On December 17, 2012, while driving with my daughter past a pond near my home, I observed a vehicle partially submerged with a woman wading in the water. Upon arriving at the site to assist, I discovered this same woman seated in the vehicle. I climbed into the rear of the vehicle and quickly assessed the woman’s condition. It became apparent to me the woman was suicidal, attempting to kill herself. The distraught woman suddenly lunged into the pond and submerged herself under the water. I jumped into the pond and struggled to keep her head above water until help arrived. The woman was transported to a nearby hospital for an emergency mental health evaluation. I am convinced my Mental Health First Aid training helped me readily assess the woman’s mental state and quickly identify her suicidal condition. I learned later the wealthy, fifty-six year-old woman, mother of three, had recently separated from her husband of many years. These two incidents, and many like them, serve as reminders how public safety officers fall back on their training in times of crisis.
Measuring success of Mental Health First Aid is not limited to the countless acts of those arriving first on-scene.

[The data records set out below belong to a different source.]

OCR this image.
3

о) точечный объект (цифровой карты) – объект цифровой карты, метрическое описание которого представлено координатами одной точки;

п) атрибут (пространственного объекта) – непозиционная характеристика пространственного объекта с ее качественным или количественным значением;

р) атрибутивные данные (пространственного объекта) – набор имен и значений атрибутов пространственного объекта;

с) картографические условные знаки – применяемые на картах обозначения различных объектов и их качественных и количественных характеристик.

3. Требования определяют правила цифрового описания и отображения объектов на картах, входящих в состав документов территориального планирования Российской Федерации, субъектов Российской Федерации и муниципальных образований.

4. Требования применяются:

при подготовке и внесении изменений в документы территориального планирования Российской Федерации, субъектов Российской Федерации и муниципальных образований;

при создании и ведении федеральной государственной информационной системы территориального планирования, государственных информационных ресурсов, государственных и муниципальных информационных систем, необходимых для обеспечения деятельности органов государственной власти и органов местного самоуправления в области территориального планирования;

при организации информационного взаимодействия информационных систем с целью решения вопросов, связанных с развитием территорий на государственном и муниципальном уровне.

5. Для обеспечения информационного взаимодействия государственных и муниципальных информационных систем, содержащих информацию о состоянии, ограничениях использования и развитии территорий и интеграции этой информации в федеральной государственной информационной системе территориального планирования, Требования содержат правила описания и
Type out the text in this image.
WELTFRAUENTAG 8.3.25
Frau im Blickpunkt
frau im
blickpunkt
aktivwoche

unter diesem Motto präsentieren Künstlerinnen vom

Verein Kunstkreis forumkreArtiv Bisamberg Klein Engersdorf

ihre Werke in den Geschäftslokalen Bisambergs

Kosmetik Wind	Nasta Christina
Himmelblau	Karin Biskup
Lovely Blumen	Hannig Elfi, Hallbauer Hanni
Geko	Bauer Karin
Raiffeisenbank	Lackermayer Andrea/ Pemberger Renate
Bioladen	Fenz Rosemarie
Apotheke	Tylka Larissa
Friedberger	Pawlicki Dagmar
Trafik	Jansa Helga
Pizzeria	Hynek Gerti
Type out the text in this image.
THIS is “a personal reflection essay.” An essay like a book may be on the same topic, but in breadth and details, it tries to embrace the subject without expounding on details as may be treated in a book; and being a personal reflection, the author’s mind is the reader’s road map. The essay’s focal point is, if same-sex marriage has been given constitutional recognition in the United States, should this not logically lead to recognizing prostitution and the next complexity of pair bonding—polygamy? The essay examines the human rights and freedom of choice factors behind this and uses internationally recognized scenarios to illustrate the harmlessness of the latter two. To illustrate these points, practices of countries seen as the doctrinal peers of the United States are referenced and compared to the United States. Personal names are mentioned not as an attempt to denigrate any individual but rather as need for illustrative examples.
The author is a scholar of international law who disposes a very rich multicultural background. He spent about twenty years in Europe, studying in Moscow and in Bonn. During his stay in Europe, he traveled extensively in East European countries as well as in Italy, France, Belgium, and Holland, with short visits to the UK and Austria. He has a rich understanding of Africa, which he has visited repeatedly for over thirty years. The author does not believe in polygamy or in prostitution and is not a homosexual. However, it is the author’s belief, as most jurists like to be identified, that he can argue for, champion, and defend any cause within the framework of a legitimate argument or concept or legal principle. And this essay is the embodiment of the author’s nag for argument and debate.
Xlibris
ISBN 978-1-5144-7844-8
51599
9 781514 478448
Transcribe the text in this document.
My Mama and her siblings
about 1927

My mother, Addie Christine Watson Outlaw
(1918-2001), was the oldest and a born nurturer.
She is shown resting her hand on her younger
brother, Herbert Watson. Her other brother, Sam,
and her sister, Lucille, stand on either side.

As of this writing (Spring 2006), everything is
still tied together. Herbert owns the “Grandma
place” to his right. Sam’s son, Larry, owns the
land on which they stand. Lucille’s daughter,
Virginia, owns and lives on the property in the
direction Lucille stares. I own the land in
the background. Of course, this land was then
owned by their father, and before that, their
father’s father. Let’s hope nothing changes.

Public Safety Officers, regardless of rank or position, may find themselves confronted with a mental health crisis. Such was the case with Providence Police first-aider, Lieutenant Daniel Gannon, whose officers were confronted with a knife-wielding lunging youth. Although force intervention means were readily available to deploy, Lieutenant Gannon remained content with keeping the boy contained as he sought to calm him down and persuade him to drop the knife. When interviewed on scene by the press, Lieutenant Gannon credited the Mental Health First Aid training he received a few months earlier as a key factor in his ability to resolve this potentially violent incident.
Many officers and staff lack confidence in their ability to adequately respond to individuals in serious mental health crises. The more we learn the greater our chances of producing meaningful, productive and safe outcomes. The impact of education and training is greatest when public safety officers are able to identify situations involving mental illness, communicate and intervene effectively, so as to minimize the chances of violent incidents and maximizing access to care. The course has received resounding praise from within and outside the public safety community. There is no denying the increased communication between graduates, mental health practitioners, and Hospital ER staff since the training’s inception.
Mental Health First Aid skills can be applied anytime, anywhere, and to anyone in distress, bet it an Iraq veteran brother officer exhibiting symptoms of PTSD, an unemployed friend displaying signs of severe depression, or maybe a teenage family member presenting evidence of self-injury (cutting).